Debate sobre marketing voltado à saúde destaca importância da experiência, satisfação e tecnologia

O painel Marca que gera valor na saúde apresentou, no primeiro dia do São Paulo Innovation Week, uma diversidade de dados sobre a jornada do paciente e como as empresas do segmento podem se direcionar melhor a esse cliente. Mariane Novais, diretora de comunicação e marca da Rede Américas, e Luiz Gonzaga Victor Foureaux Neto, vice-presidente de estratégia e marketing, trouxeram dados e cases da própria companhia para debaterem o tema.

A Rede Américas é a segunda maior de hospitais privados no Brasil. O grupo agrega marcas como Samaritano, 9 de Julho e Américas Oncologia.

Utilizando os indicadores recentes de pesquisa com executivos de saúde no Brasil, os convidados comentaram como a experiência é determinante para 72% dos clientes, enquanto 87% prioriza a satisfação de atendimentos anteriores e 92% deles confiam nas recomendações de sua órbita de relacionamento.

“Para mim, não existe marca forte sem experiência”, afirmou Foureaux. “Para isso, precisamos entender muito bem a demanda, porque o cliente está te acionando, e o principal é envolver aquele cliente em toda a jornada, seja o paciente ou o médico.” Ele destacou também que é essencial mensurar o nível de satisfação em todas as etapas.

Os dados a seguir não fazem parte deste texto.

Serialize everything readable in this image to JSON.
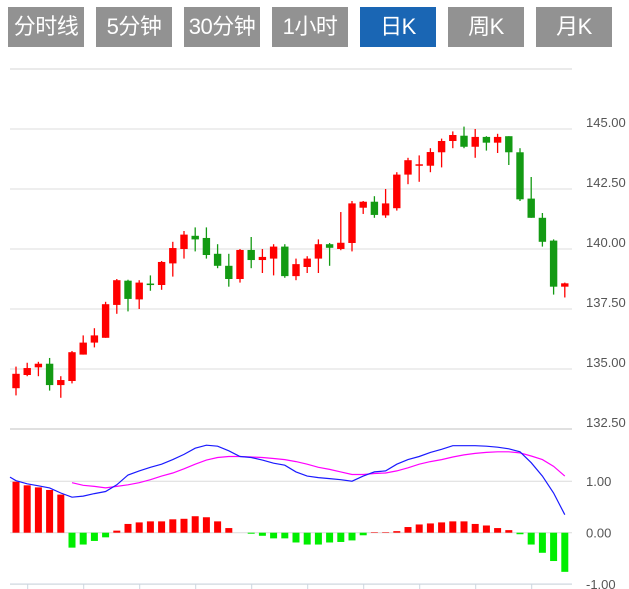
{
  "tabs": [
    {
      "label": "分时线",
      "active": false
    },
    {
      "label": "5分钟",
      "active": false
    },
    {
      "label": "30分钟",
      "active": false
    },
    {
      "label": "1小时",
      "active": false
    },
    {
      "label": "日K",
      "active": true
    },
    {
      "label": "周K",
      "active": false
    },
    {
      "label": "月K",
      "active": false
    }
  ],
  "colors": {
    "up": "#ff0000",
    "down": "#139a13",
    "hist_up": "#ff0000",
    "hist_down": "#00ee00",
    "dif": "#1a1aff",
    "dea": "#ff00ff",
    "active_tab": "#1a66b4",
    "tab": "#929292"
  },
  "chart_data": [
    {
      "type": "candlestick",
      "title": "日K",
      "y_ticks": [
        "145.00",
        "142.50",
        "140.00",
        "137.50",
        "135.00",
        "132.50"
      ],
      "y_tick_values": [
        145,
        142.5,
        140,
        137.5,
        135,
        132.5
      ],
      "ylim": [
        132.5,
        147.5
      ],
      "grid": true,
      "ohlc": [
        [
          134.2,
          135.1,
          133.9,
          134.8
        ],
        [
          134.75,
          135.26,
          134.7,
          135.04
        ],
        [
          135.07,
          135.3,
          134.7,
          135.22
        ],
        [
          135.22,
          135.46,
          134.1,
          134.33
        ],
        [
          134.33,
          134.7,
          133.8,
          134.54
        ],
        [
          134.5,
          135.75,
          134.4,
          135.7
        ],
        [
          135.6,
          136.4,
          135.6,
          136.1
        ],
        [
          136.1,
          136.7,
          135.9,
          136.4
        ],
        [
          136.3,
          137.8,
          136.3,
          137.7
        ],
        [
          137.67,
          138.75,
          137.3,
          138.7
        ],
        [
          138.68,
          138.72,
          137.4,
          137.92
        ],
        [
          137.9,
          138.7,
          137.5,
          138.6
        ],
        [
          138.56,
          138.9,
          138.26,
          138.5
        ],
        [
          138.5,
          139.5,
          138.3,
          139.46
        ],
        [
          139.4,
          140.3,
          138.85,
          140.04
        ],
        [
          140.0,
          140.75,
          139.6,
          140.6
        ],
        [
          140.55,
          140.9,
          139.9,
          140.4
        ],
        [
          140.46,
          140.9,
          139.6,
          139.75
        ],
        [
          139.8,
          140.2,
          139.2,
          139.3
        ],
        [
          139.3,
          139.8,
          138.43,
          138.75
        ],
        [
          138.75,
          140.0,
          138.6,
          139.96
        ],
        [
          139.96,
          140.5,
          139.2,
          139.54
        ],
        [
          139.54,
          140.0,
          139.0,
          139.67
        ],
        [
          139.6,
          140.2,
          138.9,
          140.1
        ],
        [
          140.1,
          140.2,
          138.8,
          138.87
        ],
        [
          138.87,
          139.6,
          138.7,
          139.37
        ],
        [
          139.25,
          139.7,
          139.0,
          139.6
        ],
        [
          139.6,
          140.4,
          139.0,
          140.2
        ],
        [
          140.2,
          140.25,
          139.3,
          140.05
        ],
        [
          140.0,
          141.54,
          139.95,
          140.26
        ],
        [
          140.25,
          142.0,
          139.9,
          141.9
        ],
        [
          141.72,
          142.0,
          141.46,
          141.97
        ],
        [
          141.97,
          142.2,
          141.3,
          141.42
        ],
        [
          141.4,
          142.5,
          141.3,
          141.9
        ],
        [
          141.7,
          143.2,
          141.6,
          143.1
        ],
        [
          143.1,
          143.8,
          142.7,
          143.7
        ],
        [
          143.47,
          143.9,
          142.8,
          143.53
        ],
        [
          143.47,
          144.2,
          143.2,
          144.04
        ],
        [
          144.03,
          144.6,
          143.4,
          144.5
        ],
        [
          144.5,
          144.9,
          144.2,
          144.75
        ],
        [
          144.72,
          145.1,
          144.2,
          144.26
        ],
        [
          144.26,
          145.0,
          143.8,
          144.67
        ],
        [
          144.67,
          144.7,
          144.1,
          144.43
        ],
        [
          144.43,
          144.8,
          144.0,
          144.67
        ],
        [
          144.7,
          144.7,
          143.5,
          144.03
        ],
        [
          144.03,
          144.2,
          142.0,
          142.07
        ],
        [
          142.1,
          143.0,
          141.3,
          141.3
        ],
        [
          141.3,
          141.5,
          140.1,
          140.3
        ],
        [
          140.35,
          140.4,
          138.1,
          138.43
        ],
        [
          138.43,
          138.6,
          137.98,
          138.57
        ]
      ]
    },
    {
      "type": "bar+line",
      "title": "MACD",
      "y_ticks": [
        "1.00",
        "0.00",
        "-1.00"
      ],
      "y_tick_values": [
        1,
        0,
        -1
      ],
      "ylim": [
        -1,
        2
      ],
      "histogram": [
        0.99,
        0.92,
        0.88,
        0.83,
        0.74,
        -0.29,
        -0.23,
        -0.16,
        -0.09,
        0.04,
        0.17,
        0.2,
        0.22,
        0.22,
        0.26,
        0.27,
        0.32,
        0.3,
        0.22,
        0.09,
        0,
        -0.02,
        -0.06,
        -0.11,
        -0.11,
        -0.19,
        -0.23,
        -0.23,
        -0.19,
        -0.18,
        -0.15,
        -0.05,
        0.01,
        0.01,
        0.03,
        0.11,
        0.16,
        0.18,
        0.2,
        0.22,
        0.22,
        0.17,
        0.14,
        0.09,
        0.05,
        -0.03,
        -0.23,
        -0.39,
        -0.55,
        -0.76
      ],
      "dif": [
        1.01,
        0.95,
        0.91,
        0.87,
        0.77,
        0.69,
        0.71,
        0.76,
        0.8,
        0.93,
        1.12,
        1.2,
        1.27,
        1.33,
        1.42,
        1.52,
        1.64,
        1.7,
        1.68,
        1.59,
        1.48,
        1.46,
        1.41,
        1.35,
        1.31,
        1.18,
        1.1,
        1.07,
        1.05,
        1.03,
        1.0,
        1.1,
        1.18,
        1.2,
        1.33,
        1.42,
        1.48,
        1.56,
        1.62,
        1.69,
        1.69,
        1.69,
        1.68,
        1.66,
        1.63,
        1.57,
        1.36,
        1.1,
        0.77,
        0.35
      ],
      "dea": [
        null,
        null,
        null,
        null,
        null,
        0.97,
        0.92,
        0.9,
        0.87,
        0.9,
        0.93,
        0.97,
        1.03,
        1.1,
        1.16,
        1.24,
        1.33,
        1.41,
        1.46,
        1.48,
        1.48,
        1.47,
        1.46,
        1.44,
        1.42,
        1.38,
        1.33,
        1.27,
        1.23,
        1.18,
        1.13,
        1.13,
        1.15,
        1.16,
        1.2,
        1.26,
        1.33,
        1.38,
        1.42,
        1.47,
        1.51,
        1.54,
        1.56,
        1.57,
        1.57,
        1.55,
        1.49,
        1.42,
        1.29,
        1.1
      ]
    }
  ]
}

Na jornada típica, a campanha vem antes da experiência, mas a primeira não significa nada se a segunda não entregar o nível de excelência prometido. “Tem campanha de awareness que causa grande impacto, mas, chega no atendimento, a experiência é ruim, o call center não funciona, o ambiente está sujo. Tem que pensar em gerar valor durante todo o caminho”, disse Foureaux.

Novais trouxe ao debate um cliente que também possui muito mais ferramentas para acionar os serviços de saúde. 87% dos pacientes pesquisam online antes de escolher um hospital ou um médico, 73% usam apps de saúde para acompanhar seus tratamentos e 92% verificam reviews de outros usuários antes de tomar decisões nesse segmento.

“Como endereçar esse paciente super digitalizado, que muitas vezes é pouco tolerante a erros e que, hoje, pega todas essas informações e ainda aplica inteligência artificial para entender melhor as informações?”, questionou Novais.

O vice-presidente de marketing lembrou que não basta investimento em branding para o cliente final, mas tecnologia, dados e serviços inovadores para esse paciente que usa IA inclusive para se autodiagnosticar. “É um caminho sem volta”, disse. “As instituições que entregam comunicação voltada à saúde precisam evoluir junto com isso, assim como o complexo médico. O cliente tem uma capacidade de análise hoje que antes não tinha.”

Outro ponto que ele destacou é que o mercado de wellness vai bater em 2035 os US$ 3 trilhões (R$ 15 trilhões) que hoje vale o mercado de tratamento de doenças. “Então é preciso tornar previsível problemas que vai ter no futuro, em relação às situações que o paciente vive hoje. Isso vai ser essencial no relacionamento da empresa com os seus pacientes”, pontuou Foureaux.

Novais lembrou que “o paciente compara hospital com banco, no quesito de atendimento; compara com hotel, para avaliar hospitalidade; com outros apps, em tecnologia; com varejo, para falar de agilidade. Não compara banana com banana, mas é isso: ele quer o mesmo nível de serviço de outros segmentos.”

“Hoje, estamos no desenvolvimento de jornadas digitais, CRM, base de dados e na unificação de apps para toda a Rede Américas, que ainda não é unificado. Não se pode mais achar que na saúde é diferente”, finalizou Foureaux. “As marcas que construírem essa proximidade, de entender o paciente com profundidade, vão ser as que construirão confiança com o cliente para o futuro.”